In that work, Fouchier’s group found that five to nine mutations could transform the H5N1 virus from one that affects birds to one that infects ferrets, which are popular stand-ins for people in flu research. Kawaoka’s group made similar discoveries using a hybrid of the avian influenza virus and a flu virus that infects people. A U.S. government advisory panel originally deemed both findings too dangerous to publish because of the fear that terrorist groups or rogue governments could use the information to develop biological weapons. The panel later reversed the decision and the papers were published last summer.
Although the United States is still working out its guidelines for the research, China, Canada and countries in the European Union have already decided to go ahead, reasoning that the potential benefits outweigh the risks.

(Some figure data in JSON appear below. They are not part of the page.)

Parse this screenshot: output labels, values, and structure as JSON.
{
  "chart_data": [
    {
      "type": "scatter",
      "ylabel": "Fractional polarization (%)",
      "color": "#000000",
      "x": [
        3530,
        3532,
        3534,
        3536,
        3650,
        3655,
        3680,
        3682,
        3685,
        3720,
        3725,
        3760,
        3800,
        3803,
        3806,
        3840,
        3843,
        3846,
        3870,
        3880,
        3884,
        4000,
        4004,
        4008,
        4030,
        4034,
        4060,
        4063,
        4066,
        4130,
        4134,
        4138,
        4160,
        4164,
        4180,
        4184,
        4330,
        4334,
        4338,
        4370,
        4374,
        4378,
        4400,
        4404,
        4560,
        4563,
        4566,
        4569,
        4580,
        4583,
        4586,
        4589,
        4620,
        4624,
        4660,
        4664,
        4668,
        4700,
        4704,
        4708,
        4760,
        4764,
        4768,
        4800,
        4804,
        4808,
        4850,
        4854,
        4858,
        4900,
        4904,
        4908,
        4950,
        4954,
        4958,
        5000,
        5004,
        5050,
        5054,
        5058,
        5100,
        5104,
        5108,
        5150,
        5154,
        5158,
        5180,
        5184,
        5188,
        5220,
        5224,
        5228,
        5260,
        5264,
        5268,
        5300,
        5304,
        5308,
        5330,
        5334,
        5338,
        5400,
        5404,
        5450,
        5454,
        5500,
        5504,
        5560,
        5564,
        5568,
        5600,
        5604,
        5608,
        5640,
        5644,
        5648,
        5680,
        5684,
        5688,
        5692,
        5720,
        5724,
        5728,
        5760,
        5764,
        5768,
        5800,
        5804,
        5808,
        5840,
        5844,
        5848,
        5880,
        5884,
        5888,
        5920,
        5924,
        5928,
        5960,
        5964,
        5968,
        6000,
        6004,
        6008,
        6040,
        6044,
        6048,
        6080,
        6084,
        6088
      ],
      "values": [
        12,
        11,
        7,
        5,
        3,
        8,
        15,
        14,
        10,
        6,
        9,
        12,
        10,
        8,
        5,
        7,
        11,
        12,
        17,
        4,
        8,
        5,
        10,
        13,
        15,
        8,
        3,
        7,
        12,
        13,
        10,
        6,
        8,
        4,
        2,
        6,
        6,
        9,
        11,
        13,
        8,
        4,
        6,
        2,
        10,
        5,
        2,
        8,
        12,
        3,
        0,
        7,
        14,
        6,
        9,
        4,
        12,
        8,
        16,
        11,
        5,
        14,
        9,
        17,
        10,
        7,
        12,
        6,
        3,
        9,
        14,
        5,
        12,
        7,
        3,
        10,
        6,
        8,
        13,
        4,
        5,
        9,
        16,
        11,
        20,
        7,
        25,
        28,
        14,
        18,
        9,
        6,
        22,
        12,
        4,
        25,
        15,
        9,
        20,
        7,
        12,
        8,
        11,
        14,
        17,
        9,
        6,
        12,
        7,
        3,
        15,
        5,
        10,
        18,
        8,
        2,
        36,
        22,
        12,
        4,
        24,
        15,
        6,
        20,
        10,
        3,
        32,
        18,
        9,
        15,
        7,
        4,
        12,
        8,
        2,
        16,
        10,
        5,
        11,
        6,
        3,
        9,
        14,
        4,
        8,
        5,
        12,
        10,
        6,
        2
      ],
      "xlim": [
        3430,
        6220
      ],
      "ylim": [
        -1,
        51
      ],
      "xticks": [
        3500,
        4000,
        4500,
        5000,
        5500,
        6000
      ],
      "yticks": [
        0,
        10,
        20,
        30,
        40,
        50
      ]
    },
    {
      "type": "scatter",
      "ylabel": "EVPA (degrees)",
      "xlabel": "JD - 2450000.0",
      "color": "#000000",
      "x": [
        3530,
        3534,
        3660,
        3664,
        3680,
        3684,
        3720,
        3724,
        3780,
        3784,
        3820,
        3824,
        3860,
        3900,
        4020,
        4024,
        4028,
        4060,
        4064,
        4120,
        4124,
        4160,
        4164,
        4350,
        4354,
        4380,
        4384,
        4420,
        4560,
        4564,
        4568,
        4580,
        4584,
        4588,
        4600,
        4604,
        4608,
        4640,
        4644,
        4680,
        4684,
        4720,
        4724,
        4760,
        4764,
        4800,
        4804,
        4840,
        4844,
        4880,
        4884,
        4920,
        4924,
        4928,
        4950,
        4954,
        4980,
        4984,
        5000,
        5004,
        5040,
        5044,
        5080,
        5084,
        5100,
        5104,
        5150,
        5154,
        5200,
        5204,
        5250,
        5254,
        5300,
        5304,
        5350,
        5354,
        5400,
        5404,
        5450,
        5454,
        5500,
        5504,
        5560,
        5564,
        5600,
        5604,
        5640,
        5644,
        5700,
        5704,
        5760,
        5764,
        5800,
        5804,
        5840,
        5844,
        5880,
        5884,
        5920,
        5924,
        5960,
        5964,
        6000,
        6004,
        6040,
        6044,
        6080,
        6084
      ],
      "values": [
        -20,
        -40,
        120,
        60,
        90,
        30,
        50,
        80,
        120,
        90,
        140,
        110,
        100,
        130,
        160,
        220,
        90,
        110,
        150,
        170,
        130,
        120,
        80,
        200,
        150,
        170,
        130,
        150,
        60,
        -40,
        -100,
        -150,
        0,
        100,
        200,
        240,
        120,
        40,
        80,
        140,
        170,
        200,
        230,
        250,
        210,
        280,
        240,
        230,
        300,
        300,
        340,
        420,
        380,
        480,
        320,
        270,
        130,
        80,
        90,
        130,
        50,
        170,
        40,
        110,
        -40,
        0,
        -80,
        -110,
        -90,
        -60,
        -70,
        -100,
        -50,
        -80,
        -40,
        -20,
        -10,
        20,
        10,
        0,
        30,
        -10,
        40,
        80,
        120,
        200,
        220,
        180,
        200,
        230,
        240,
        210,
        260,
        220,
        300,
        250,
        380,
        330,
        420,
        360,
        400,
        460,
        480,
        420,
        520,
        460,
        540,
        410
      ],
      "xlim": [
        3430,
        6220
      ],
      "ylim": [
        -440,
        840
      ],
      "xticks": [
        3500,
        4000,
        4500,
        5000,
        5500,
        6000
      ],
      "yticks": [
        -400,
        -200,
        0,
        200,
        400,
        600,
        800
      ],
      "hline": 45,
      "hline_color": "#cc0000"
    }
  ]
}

Fouchier defended the decision to go ahead without the largest funder of infectious disease research. “If this had been the Netherlands,” Fouchier asked, “would the U.S. wait?”
The United States is just weeks away from having its own guidelines for avian influenza research, said Anthony Fauci, director of the National Institute of Allergy and Infectious Diseases. “We’re in the process of saying what we will fund or not fund.” The framework emerged from a meeting in December and public comment on the proposal that ended January 10. Final revisions and approval are under way, Fauci says.
Fauci stresses that the U.S. government is not holding researchers back from their work. “The government doesn’t have a moratorium,” he says. When the researchers’ moratorium lifts, NIH will evaluate proposals on a case-by-case basis, he says. When the moratorium went into effect, only four or five research groups were conducting studies aimed at discovering what it takes for bird viruses to morph into human flus. “This is really a small slice of research,” Fauci says.